ノリントンの不気味なマーラー2007/01/13 14:27

偉大なるユダヤの作曲家グスタフ・マーラー
PCM放送(クラシック7)のユーロライブシリーズで、サー・ロジャー・ノリントン指揮シュツットガルト放送交響楽団のマーラー交響曲第4番とブラームスのピアノ協奏曲ハ短調第1番をパソコンでタイマー録音したものを聞いている。

音質は、44khz、16ビット録音で通常のCD並だが、ダイレクトに変換しているので、市販のCD並みの音質で録音されている。

サー・ロジャー・ノリントンは、ベートーヴェンの交響曲全集やベルリオーズの幻想交響曲等をピリオド楽器で録音しているので有名。つまり、前に書いた様なピリオド楽器による演奏を古典派から後期ロマン派まで拡張・進出して来ている訳。

市販のCDであれば、こういったものは興味はないが、CDメディア代だけで演奏が聴けるのであれば、1聴の価値はあるだろう。

シュツットガルト放送交響楽団は、勿論、モダン楽器によって編成されている「20世紀的」なオーケストラである。この様なモダン楽器でも弦楽器は、特にピリオド奏法(ノンビブラートや、強弱のスケール誇張、グリッサンドの排除)を採用する事でオリジナル楽器的な響きを得る事が出来る。特に弦楽器による合奏では、独特の響きを持つ。こうした特長を生かして、ジンマン指揮のチューリッヒトーンハレ響のベートーヴェン全集の様に特色ある録音も行われ、それなりの評価を受けている。

ピリオド楽器、ノンビブラート奏法による弦楽合奏の響きを「虹色の素晴らしい響き」と評した評論家もいる。たしかに少し、気色の悪い、独特な暗い響きがある。希望がない21世紀の時代にマッチしているのだろう。

後期ロマン派の楽曲にこうした奏法が採用された場合には、奇妙な効果を産む様だ。例えば、ブラームスのピアノ協奏曲には、巨大な序奏部分がティンパニーの響きと共に始まるが、主旋律、オビリガートの進行を他のパートが和声的に支えていく仕組みとなっているが、特にブラームスの作曲技法で特色的なのは、木管楽器群に主旋律及びオブリガートを受け持たせて、絃楽器群が和声を受け持つ書き方が随所に見られる点で、通常は、この場合は、絃楽器は、トレモロで持続音を受け持たせる。これは、ベートーヴェンの第9の序奏部を見ると判るが伝統的な作曲法である。しかし、ブラームスの場合は、単なる持続音で弾かせている。

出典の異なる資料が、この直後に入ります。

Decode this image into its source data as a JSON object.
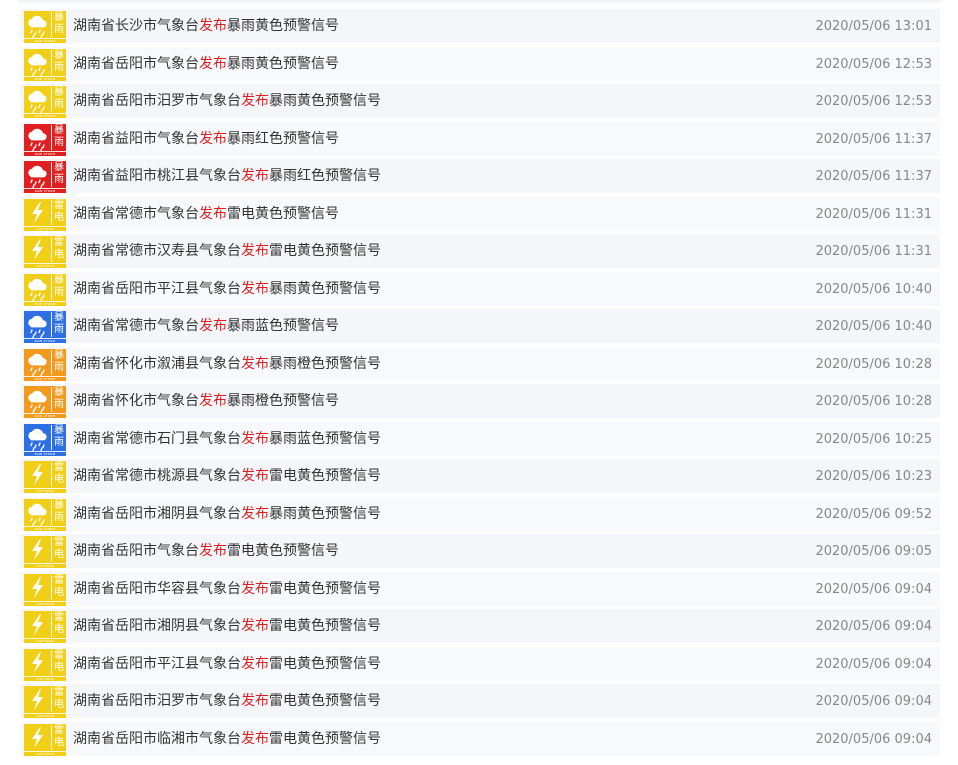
{
  "colors": {
    "yellow": "#f1cf16",
    "red": "#e02020",
    "orange": "#f39a1c",
    "blue": "#2d6fe5",
    "title_text": "#333333",
    "time_text": "#888888",
    "row_bg": "#f5f6fa"
  },
  "icons": {
    "rainstorm": {
      "icon_name": "rainstorm-warning-icon",
      "glyph_top": "暴",
      "glyph_bottom": "雨",
      "caption": "RAIN STORM"
    },
    "thunder": {
      "icon_name": "lightning-warning-icon",
      "glyph_top": "雷",
      "glyph_bottom": "电",
      "caption": "LIGHTNING"
    }
  },
  "warnings": [
    {
      "prefix": "湖南省长沙市气象台",
      "verb": "发布",
      "suffix": "暴雨黄色预警信号",
      "time": "2020/05/06 13:01",
      "type": "rainstorm",
      "level": "yellow"
    },
    {
      "prefix": "湖南省岳阳市气象台",
      "verb": "发布",
      "suffix": "暴雨黄色预警信号",
      "time": "2020/05/06 12:53",
      "type": "rainstorm",
      "level": "yellow"
    },
    {
      "prefix": "湖南省岳阳市汨罗市气象台",
      "verb": "发布",
      "suffix": "暴雨黄色预警信号",
      "time": "2020/05/06 12:53",
      "type": "rainstorm",
      "level": "yellow"
    },
    {
      "prefix": "湖南省益阳市气象台",
      "verb": "发布",
      "suffix": "暴雨红色预警信号",
      "time": "2020/05/06 11:37",
      "type": "rainstorm",
      "level": "red"
    },
    {
      "prefix": "湖南省益阳市桃江县气象台",
      "verb": "发布",
      "suffix": "暴雨红色预警信号",
      "time": "2020/05/06 11:37",
      "type": "rainstorm",
      "level": "red"
    },
    {
      "prefix": "湖南省常德市气象台",
      "verb": "发布",
      "suffix": "雷电黄色预警信号",
      "time": "2020/05/06 11:31",
      "type": "thunder",
      "level": "yellow"
    },
    {
      "prefix": "湖南省常德市汉寿县气象台",
      "verb": "发布",
      "suffix": "雷电黄色预警信号",
      "time": "2020/05/06 11:31",
      "type": "thunder",
      "level": "yellow"
    },
    {
      "prefix": "湖南省岳阳市平江县气象台",
      "verb": "发布",
      "suffix": "暴雨黄色预警信号",
      "time": "2020/05/06 10:40",
      "type": "rainstorm",
      "level": "yellow"
    },
    {
      "prefix": "湖南省常德市气象台",
      "verb": "发布",
      "suffix": "暴雨蓝色预警信号",
      "time": "2020/05/06 10:40",
      "type": "rainstorm",
      "level": "blue"
    },
    {
      "prefix": "湖南省怀化市溆浦县气象台",
      "verb": "发布",
      "suffix": "暴雨橙色预警信号",
      "time": "2020/05/06 10:28",
      "type": "rainstorm",
      "level": "orange"
    },
    {
      "prefix": "湖南省怀化市气象台",
      "verb": "发布",
      "suffix": "暴雨橙色预警信号",
      "time": "2020/05/06 10:28",
      "type": "rainstorm",
      "level": "orange"
    },
    {
      "prefix": "湖南省常德市石门县气象台",
      "verb": "发布",
      "suffix": "暴雨蓝色预警信号",
      "time": "2020/05/06 10:25",
      "type": "rainstorm",
      "level": "blue"
    },
    {
      "prefix": "湖南省常德市桃源县气象台",
      "verb": "发布",
      "suffix": "雷电黄色预警信号",
      "time": "2020/05/06 10:23",
      "type": "thunder",
      "level": "yellow"
    },
    {
      "prefix": "湖南省岳阳市湘阴县气象台",
      "verb": "发布",
      "suffix": "暴雨黄色预警信号",
      "time": "2020/05/06 09:52",
      "type": "rainstorm",
      "level": "yellow"
    },
    {
      "prefix": "湖南省岳阳市气象台",
      "verb": "发布",
      "suffix": "雷电黄色预警信号",
      "time": "2020/05/06 09:05",
      "type": "thunder",
      "level": "yellow"
    },
    {
      "prefix": "湖南省岳阳市华容县气象台",
      "verb": "发布",
      "suffix": "雷电黄色预警信号",
      "time": "2020/05/06 09:04",
      "type": "thunder",
      "level": "yellow"
    },
    {
      "prefix": "湖南省岳阳市湘阴县气象台",
      "verb": "发布",
      "suffix": "雷电黄色预警信号",
      "time": "2020/05/06 09:04",
      "type": "thunder",
      "level": "yellow"
    },
    {
      "prefix": "湖南省岳阳市平江县气象台",
      "verb": "发布",
      "suffix": "雷电黄色预警信号",
      "time": "2020/05/06 09:04",
      "type": "thunder",
      "level": "yellow"
    },
    {
      "prefix": "湖南省岳阳市汨罗市气象台",
      "verb": "发布",
      "suffix": "雷电黄色预警信号",
      "time": "2020/05/06 09:04",
      "type": "thunder",
      "level": "yellow"
    },
    {
      "prefix": "湖南省岳阳市临湘市气象台",
      "verb": "发布",
      "suffix": "雷电黄色预警信号",
      "time": "2020/05/06 09:04",
      "type": "thunder",
      "level": "yellow"
    }
  ]
}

こうした場合にノンビブラートで演奏されると、中世音楽の様なポリフォニックなものが浮き彫りになるので、非常に気味が悪く独特の印象を与える。ここの部分を当たり前の演奏で聞けば、和声を保つ弦楽はビブラートがかかっているので、非常に優しい内面的な精神を表す事になるのだが、その様な事は皆無だ。

グスタフ・マーラーの場合は、ビブラートとグリッサンドの多用で弦楽器を演奏させている。交響曲第4番の演奏をメンゲルベルク指揮アムステルダムコンセルトヘボーで聞いて見ると良いだろう。マーラーは、この演奏を生前聞いて最も良いと評価している。

ノリントンの場合は、全ての旋律が教会音楽の様にノンビブラートで弦楽器を弾かしている。管楽器も出来るだけビブラートを排除、強弱もデジタリックに劇的に展開する。たしかに、この方法では、速い楽章は成功するが、特に第2楽章は、悪魔的なソロヴァイオリンを浮きだたせる様な独特の効果を挙げているが、やはり!と思ったのが、第3楽章アダージョ、「平安に満ちて」と作曲者の指示があるが、退屈極まりない音楽を展開する。最大の欠点は、絃楽器群にマーラーのシンフォニー独特の透明感が全く失われてしまっている点である。

この様な演奏の傾向が一般化すれば、そら恐ろしい事になると思う。